Experts say the outbreak of COVID-19 nearly three years ago has triggered a greater appreciation of the importance of health security and intelligence capabilities.
The pandemic highlighted how devastating an infectious disease can be within a short period of time and its potential impact on the global economy.
It also showed how it can dramatically change our daily lives and social interaction.
To forestall an impact of a similar magnitude, experts say it is important that developing countries upgrade their health personnel, infrastructure, and institutions.
Due to their weak health infrastructure, developing countries such as Nigeria are vulnerable to biological threats, says Prof. Akin Abayomi, Lagos State Commissioner for Health.
He said this in a statement to announce the 8th African Conference on One Health and Biosecurity.
Abayomi said that it was important for Nigeria to improve its preparedness against biological threats by building appropriate infrastructure and putting in place the right policies.
“We should realise the need for all states of the federation and the FCT to come together and prioritise efforts to prepare for, detect, and respond to pandemics and other health security threats,” he said.
Abayomi said that relevant sectors must share and integrate experiences from across the country to improve their capabilities and coordination across various sectors.
“We also need to take rapid, transparent and accountable actions and apply the critical lessons learned from the COVID-19 pandemic and other recent health emergencies.
“Now is the time to deliberately integrate these lessons into national efforts to improve capacities and strengthen the country’s health security architecture,” he said.
He said that there was a need to enhance biosurveillance, laboratory capacity, workforce development, and emergency response.
“It also includes mitigating the risks associated with biological facilities and professionals handling and storing infectious pathogens across the count,” he said.
Dr Akyala Ishaku, Senior Lecturer, Department of Microbiology, Nasarawa State University, Keffi, said the country needed to its improve coordination and health emergency response mechanisms.
“There is no doubt that the world will face more pandemics; and there is good reason to think that future generations will be facing even greater risks of engineered pathogens,” he said.
Ishaku said that investing in pandemic prevention was essential to defend against future outbreaks.
According to him, given the health and economic costs of COVID-19 and the expected impacts of future pandemics, there is the urgent need to scale up investment in the health sector.
“Investing in metagenomic sequencing disease surveillance currently involves looking for specific known pathogens.
“While this is good for monitoring the epidemiology of identified diseases, it leaves humans vulnerable to novel pathogens, which can spread quickly through the population with little to no immunity.
“The investment to prevent future pandemics has been minuscule. In purely economic terms COVID-19 cost the country N500 billion,” he said.
He said that the country needed funds to reduce pandemic risks, manufacture vaccines, carry out disease surveillance, among other interventions.
To successfully prepare for any health emergency such as disease outbreaks requires carrying stakeholders along, rather restricting it to health workers.
“In any large-scale biological incident, the medical community is often not the first to respond to an outbreak, it is normally the emergency responders including law enforcement,” according to Dr Aminu Magashi, Coordinator, Africa Health Budget Network (AHBN).

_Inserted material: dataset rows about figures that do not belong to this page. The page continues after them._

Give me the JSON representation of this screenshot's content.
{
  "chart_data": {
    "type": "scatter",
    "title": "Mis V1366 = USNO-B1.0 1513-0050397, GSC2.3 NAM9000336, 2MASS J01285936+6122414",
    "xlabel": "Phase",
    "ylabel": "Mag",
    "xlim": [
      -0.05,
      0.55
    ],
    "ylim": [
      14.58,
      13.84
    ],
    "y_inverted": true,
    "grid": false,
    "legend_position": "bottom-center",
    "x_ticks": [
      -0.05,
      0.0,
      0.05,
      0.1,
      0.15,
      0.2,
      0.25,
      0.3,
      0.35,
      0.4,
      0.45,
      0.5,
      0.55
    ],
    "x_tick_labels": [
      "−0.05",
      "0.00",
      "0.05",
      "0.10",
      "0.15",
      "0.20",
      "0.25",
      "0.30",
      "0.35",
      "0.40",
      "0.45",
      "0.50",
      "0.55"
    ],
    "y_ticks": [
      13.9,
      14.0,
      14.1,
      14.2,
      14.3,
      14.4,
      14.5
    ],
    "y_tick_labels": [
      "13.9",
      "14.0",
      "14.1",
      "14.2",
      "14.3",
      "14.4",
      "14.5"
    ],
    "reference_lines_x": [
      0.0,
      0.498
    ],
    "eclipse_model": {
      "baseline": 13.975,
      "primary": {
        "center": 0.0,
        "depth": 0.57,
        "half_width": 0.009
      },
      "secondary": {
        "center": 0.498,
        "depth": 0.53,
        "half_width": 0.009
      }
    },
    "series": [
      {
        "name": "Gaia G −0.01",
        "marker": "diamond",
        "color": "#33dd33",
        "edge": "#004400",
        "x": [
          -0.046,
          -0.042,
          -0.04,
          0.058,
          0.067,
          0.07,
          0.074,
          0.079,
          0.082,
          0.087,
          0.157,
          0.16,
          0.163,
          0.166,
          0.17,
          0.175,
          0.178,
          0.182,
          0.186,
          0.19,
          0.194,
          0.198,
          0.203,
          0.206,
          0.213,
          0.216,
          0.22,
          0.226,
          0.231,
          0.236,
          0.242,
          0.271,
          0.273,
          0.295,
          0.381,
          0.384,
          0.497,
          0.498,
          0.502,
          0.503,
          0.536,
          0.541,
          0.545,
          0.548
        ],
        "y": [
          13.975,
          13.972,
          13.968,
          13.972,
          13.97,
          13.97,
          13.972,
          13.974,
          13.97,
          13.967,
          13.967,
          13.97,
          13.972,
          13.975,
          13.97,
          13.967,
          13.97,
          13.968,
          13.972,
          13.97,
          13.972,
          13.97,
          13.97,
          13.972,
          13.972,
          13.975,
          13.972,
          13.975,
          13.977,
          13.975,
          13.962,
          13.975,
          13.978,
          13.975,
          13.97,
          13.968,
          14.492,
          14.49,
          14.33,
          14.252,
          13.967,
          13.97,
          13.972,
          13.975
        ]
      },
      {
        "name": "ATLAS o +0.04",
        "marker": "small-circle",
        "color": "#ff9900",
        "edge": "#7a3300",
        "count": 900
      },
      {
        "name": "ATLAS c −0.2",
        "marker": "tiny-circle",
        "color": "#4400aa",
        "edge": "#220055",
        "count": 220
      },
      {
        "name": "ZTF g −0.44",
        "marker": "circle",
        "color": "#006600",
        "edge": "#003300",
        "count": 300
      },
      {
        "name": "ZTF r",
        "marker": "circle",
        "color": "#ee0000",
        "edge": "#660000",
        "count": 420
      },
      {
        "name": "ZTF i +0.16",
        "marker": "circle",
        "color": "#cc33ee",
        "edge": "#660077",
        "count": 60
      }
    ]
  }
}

Magashi said for effective mitigation the country must ensure that a multi-sectoral training approach was adopted in the efforts to strengthen disease outbreak detection and response mechanisms.
He said the template, which he described as OneHealth approach, was a unifying approach to balance and optimise the health of Nigerians, animals and protect the environment.
He also said that by working together stakeholders and partners could collectively mitigate the spread of infectious pathogens.
“These efforts will not only contribute to the prevention of future epidemics and pandemics but help to build a more resilient and equitable environments, societies and economies,” he said.
He also advocated the establishment of biosafety (biobank) laboratories in the 36 states of the country and the FCT to mitigate future pandemics and charged state governments to have a budget line for health security strengthening in their budgets。
Meanwhile, Mr Micheal Ozemhoya, Country Representative, Innovative Biotech Limited, said that the COVID-19 pandemic had shown that multi-sectoral coordination between the public and private sectors could enable a faster response to disease outbreaks.
Ozemhoya said the country needed to guard against future biosafety challenges by manufacturing its vaccines, diagnostic tools, therapeutics, and home-grown medical countermeasure,.
“While the government is considering these steps, it should also create sustainable, adaptable, rapidly scalable, and geographically distributable capabilities to better address future threats in the country.
“Nigeria must invest more in critical capacities to prevent, detect, and respond to epidemic and pandemic threats.
“It should explore investments, partnerships, and models that can inform a strategy for fostering a sustainable national manufacturing industry and distribution networks across the 36 states of the Federation and the FCT,” he said.